Owing to the outbreak of the global financial crisis in 2008, the world economy suffers an unprecedented impact. In order to stabilize the economy, the central government of China launches a "four trillion" industrial revitalization plan, and clearly puts forward the economic growth target of 8 percent. In this situation, Chinese various local governments have launched their own supporting fiscal stimulus plans, making the final stimulus funds reach a staggering 20 trillion.
The central and local governments' double protection policy really makes a lot of enterprises resume production and stabilizes the employment in the short term. However, in the long term such a policy undermines the allocation function of market mechanism. A lot of resources have flowed into the central enterprises and state-owned enterprises, which severely crowds out investment and consumption of private enterprises and individuals. From 2010 when the State Council issued Notice of Further Strengthening the Work of Eliminating Backward Production Capacity to the December 2016 when the central economic work conference stressed again the importance of "removing capacity", overcapacity has become an urgent problem to be solved in Chinese comprehensively deepening reform.
There have been a lot of researches on overcapacity in academia, and most of them emphasize excessive government intervention as the most important factor. However, some scholars suggest the government guidance in the light of a general trend is an important basis for social development and progress. So, is it true that government protection is bound to lead to overcapacity? Or does the unreasonable degree and frequency of protection really account for this? Based on this thinking, this paper takes "official promotion tournament" system as the basic framework, and depicts a whole policy effect mechanism in which the central government raises the test weight of economic growth, then the local governments increase fiscal subsidies and finally enterprises expand production, thereby leading to overcapacity. It emphasizes the system defect is the reason for the implementation of repeated protection policy by local governments.
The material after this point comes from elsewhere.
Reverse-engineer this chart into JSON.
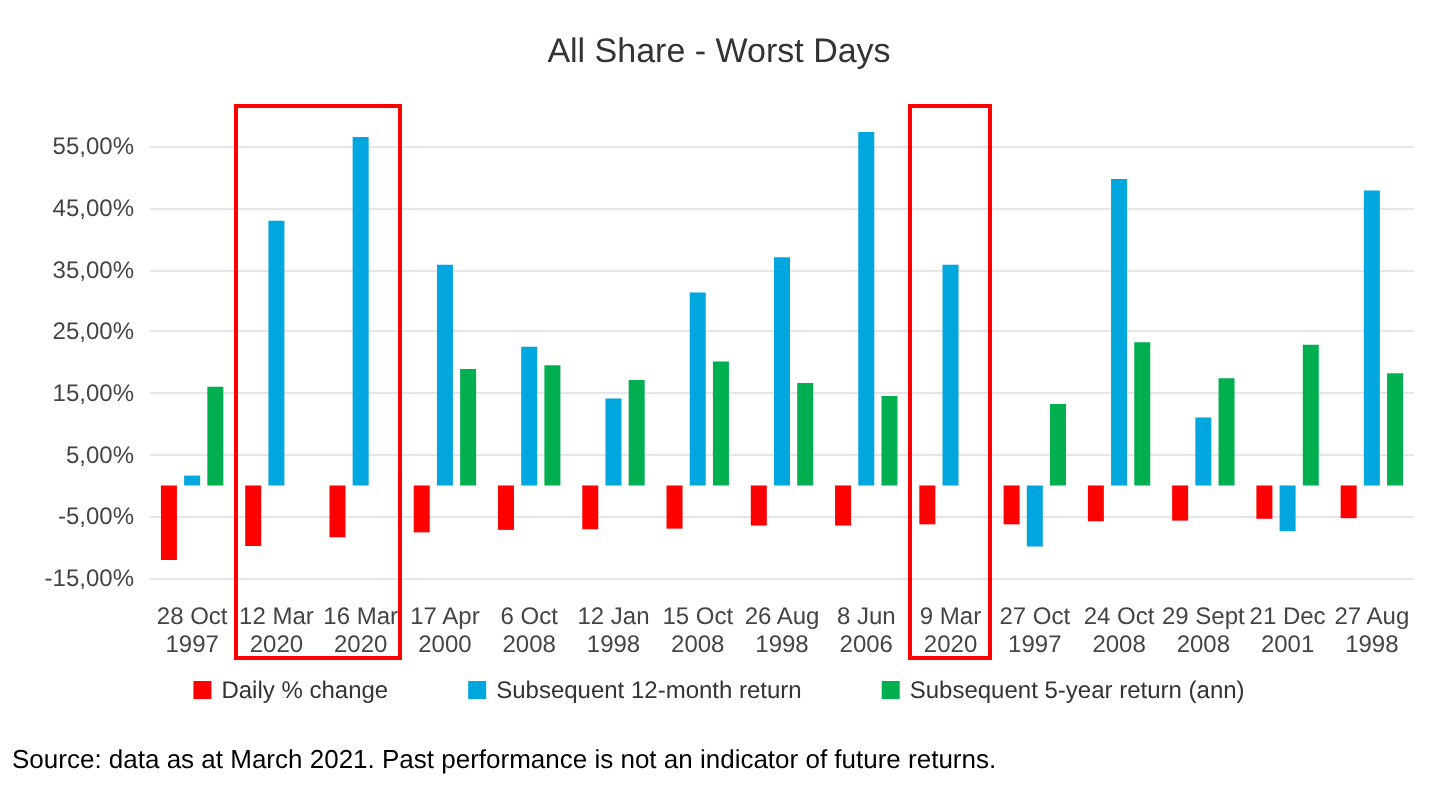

Then, this paper takes the industry incentive catalogues of 10th and 11th Five-Year Plans and fiscal subsidies as the proxy variables of central and local government policy protection respectively. Using the data of Chinese manufacturing listed companies, it employs the fixed effect model, propensity score matching method and event shock DID method to empirically test the hypothesis, from the perspective of state-owned and private property. It comes to the results as follows:firstly, single policy protection does not lead to serious overcapacity, but the mixed industrial encouragement policy issued by the central government and fiscal subsidy policy implemented by the local governments, actually account for overcapacity; secondly, when the central government clearly declines the task of economic growth, the firms are more prone to overcapacity where the local governments quickly launch a local version of the fiscal stimulus plan; finally, double protection effect is more pronounced in state-owned enterprises.
The marginal contribution of this paper is as follows:firstly, it presents a new view on the causes of overcapacity, and emphasizes that the single government protection does not lead to severe overcapacity, and double protection policy aiming at completing the assessment really accounts for overcapacity; secondly, it relies on the government evaluation system emphasizing economic growth, and then constructs a theoretical model of the interaction among a central government, local governments and enterprises, providing a theoretical basis for other studies; thirdly; it uses propensity score matching method and event shock DID method to deal with the endogeneity problem, providing a reference for technical methods of other researches.